Char Beales, President and CEO, CTAM

Char Beales has been involved in some of the cable industry’s most important and influential programs over the past three decades.

At the National Cable Television Association, she was instrumental in convincing Hollywood that cable programming was worthy of recognition.

And as chief of the Cable & Telecommunications Association for Marketing since 1992, she has helped prepare the industry for competition with coordinated marketing efforts and programs — like the Mover’s Program, which allows consumers to sign up for cable service before they settle into a new home — that individual companies wouldn’t be able to pull off on their own.

Beales understands the industry and how it works, said Louise Mooney, principal of public relations firm JLM Partners and a longtime friend who worked closely with Beales at the National Academy of Cable Programming.

Many have described her as tough but congenial, hard-working and open to both sharing and accepting new ideas.

“Char keeps her eye focused on what is going on in the industry and she knows what her board members need and want, and that is very important,” Rauscher said.

As the 1980s began, Beales was a researcher at WBBM-TV in Chicago when she and her husband moved back to Washington, D.C. She took another researcher job at NBC-owned-and-operated WRC-TV there. But she was bored. She wrangled an interview at Arlington Cable.

“It sounded much more exciting than what I was doing,” she said.

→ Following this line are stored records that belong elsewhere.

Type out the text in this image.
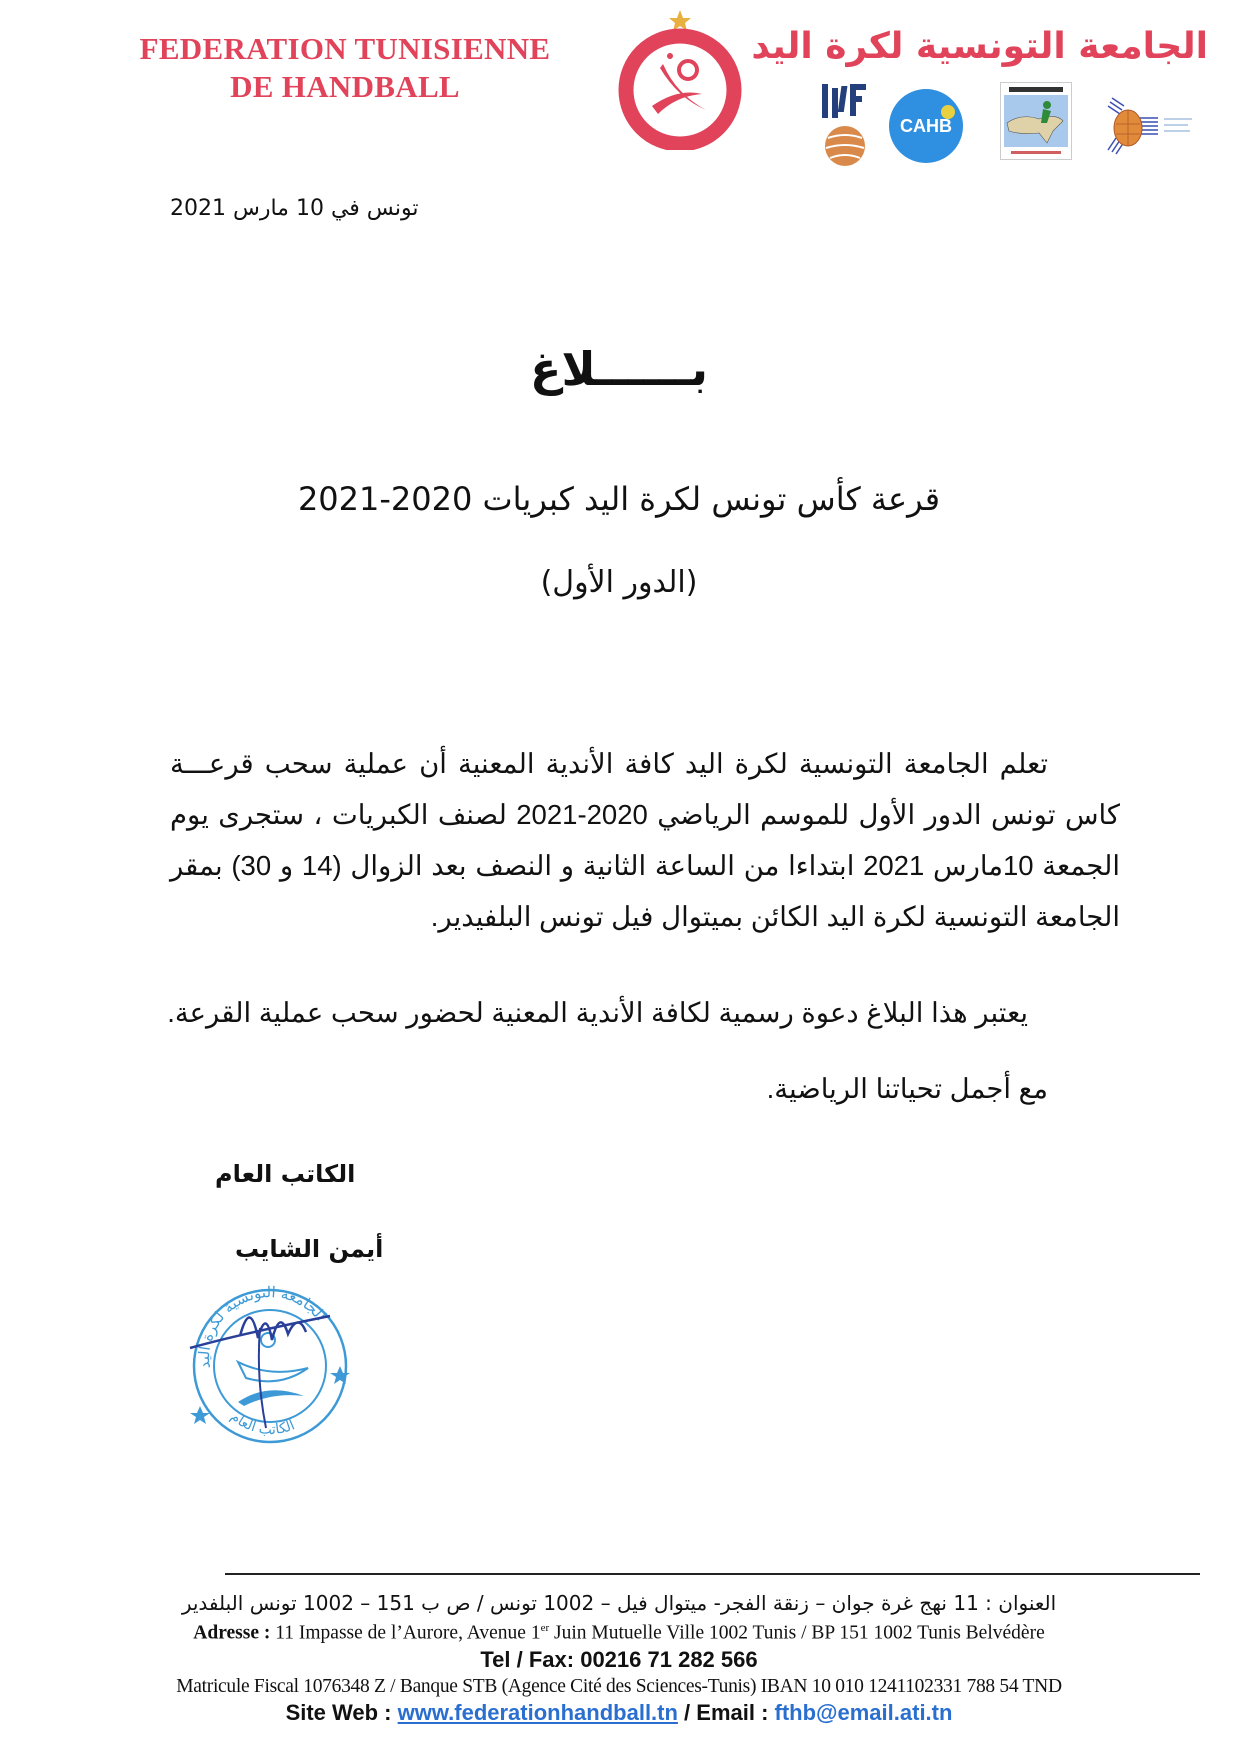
FEDERATION TUNISIENNE
DE HANDBALL
الجامعة التونسية لكرة اليد
CAHB
تونس في 10 مارس 2021
بــــــلاغ
قرعة كأس تونس لكرة اليد كبريات 2020-2021
(الدور الأول)
تعلم الجامعة التونسية لكرة اليد كافة الأندية المعنية أن عملية سحب قرعـــة كاس تونس الدور الأول للموسم الرياضي 2020-2021 لصنف الكبريات ، ستجرى يوم الجمعة 10مارس 2021 ابتداءا من الساعة الثانية و النصف بعد الزوال (14 و 30) بمقر الجامعة التونسية لكرة اليد الكائن بميتوال فيل تونس البلفيدير.
يعتبر هذا البلاغ دعوة رسمية لكافة الأندية المعنية لحضور سحب عملية القرعة.
مع أجمل تحياتنا الرياضية.
الكاتب العام
أيمن الشايب
الجامعة التونسية لكرة اليد
الكاتب العام
العنوان : 11 نهج غرة جوان – زنقة الفجر- ميتوال فيل – 1002 تونس / ص ب 151 – 1002 تونس البلفدير
Adresse : 11 Impasse de l’Aurore, Avenue 1er Juin Mutuelle Ville 1002 Tunis / BP 151 1002 Tunis Belvédère
Tel / Fax: 00216 71 282 566
Matricule Fiscal 1076348 Z / Banque STB (Agence Cité des Sciences-Tunis) IBAN 10 010 1241102331 788 54 TND
Site Web : www.federationhandball.tn / Email : fthb@email.ati.tn
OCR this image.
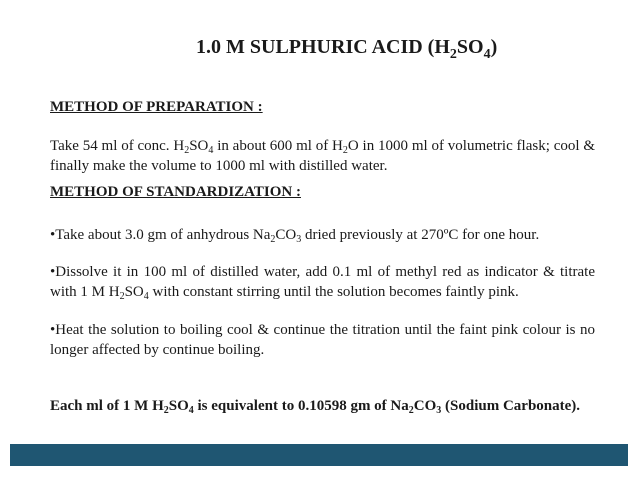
1.0 M SULPHURIC ACID $(H_2SO_4)$
METHOD OF PREPARATION :
Take 54 ml of conc. $H_2SO_4$ in about 600 ml of $H_2O$ in 1000 ml of volumetric flask; cool & finally make the volume to 1000 ml with distilled water.
METHOD OF STANDARDIZATION :
•Take about 3.0 gm of anhydrous $Na_2CO_3$ dried previously at 270ºC for one hour.
•Dissolve it in 100 ml of distilled water, add 0.1 ml of methyl red as indicator & titrate with 1 M $H_2SO_4$ with constant stirring until the solution becomes faintly pink.
•Heat the solution to boiling cool & continue the titration until the faint pink colour is no longer affected by continue boiling.
Each ml of 1 M $H_2SO_4$ is equivalent to 0.10598 gm of $Na_2CO_3$ (Sodium Carbonate).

To prepare, Beales talked to then-NCTA president Tom Wheeler to learn as much about the cable industry as possible. But Wheeler snatched her up first, hiring her as a researcher in December of 1980.

While at NCTA, she helped form the National Academy of Cable Programming and served as its executive director. At the time, cable shows were excluded from the Emmy Awards, so the Awards for Cable Excellence, or ACE (later CableACE) Awards, were born.

Eventually, the Academy of Television Arts & Sciences relented, and cable programming became eligible for Emmy awards. The CableACE Awards were discontinued in 1997.

“We didn’t wallow in not being able to get into the Emmys,” Beales said. “We simply went around them until they couldn’t ignore us any longer.”

Beales eventually left the NCTA to work with Bob Wussler (an old WBBM alum) at Comsat’s Video Enterprises unit.

However, she was lured back to the association side of the industry in 1992 by Showtime Networks CEO Matt Blank, CTAM’s chairman at the time. Cable’s marketing trade group was suffering from a lack of vision and was almost broke — something Blank conveniently forgot to tell Beales, she noted. But she was intrigued by the possibilities.

“I knew the industry wanted CTAM, they just wanted it different,” Beales said.

So the first thing she did after taking the reins at CTAM was find out just what that meant. Two of Beales’s strongest traits are studying the issues and listening to what people want, according to Rauscher.

“Char studies and she listens,” Rauscher said. “She is rarely caught off guard once and she is never caught off guard twice.”

After listening to CTAM’s board members and other industry leaders, Beales trimmed some programs and eliminated others. The No. 1 focus became preparing the industry for competition, she said.

“It’s very exciting, and we’re still changing the landscape,” Beales said. “We should be proud of the things we’ve done.”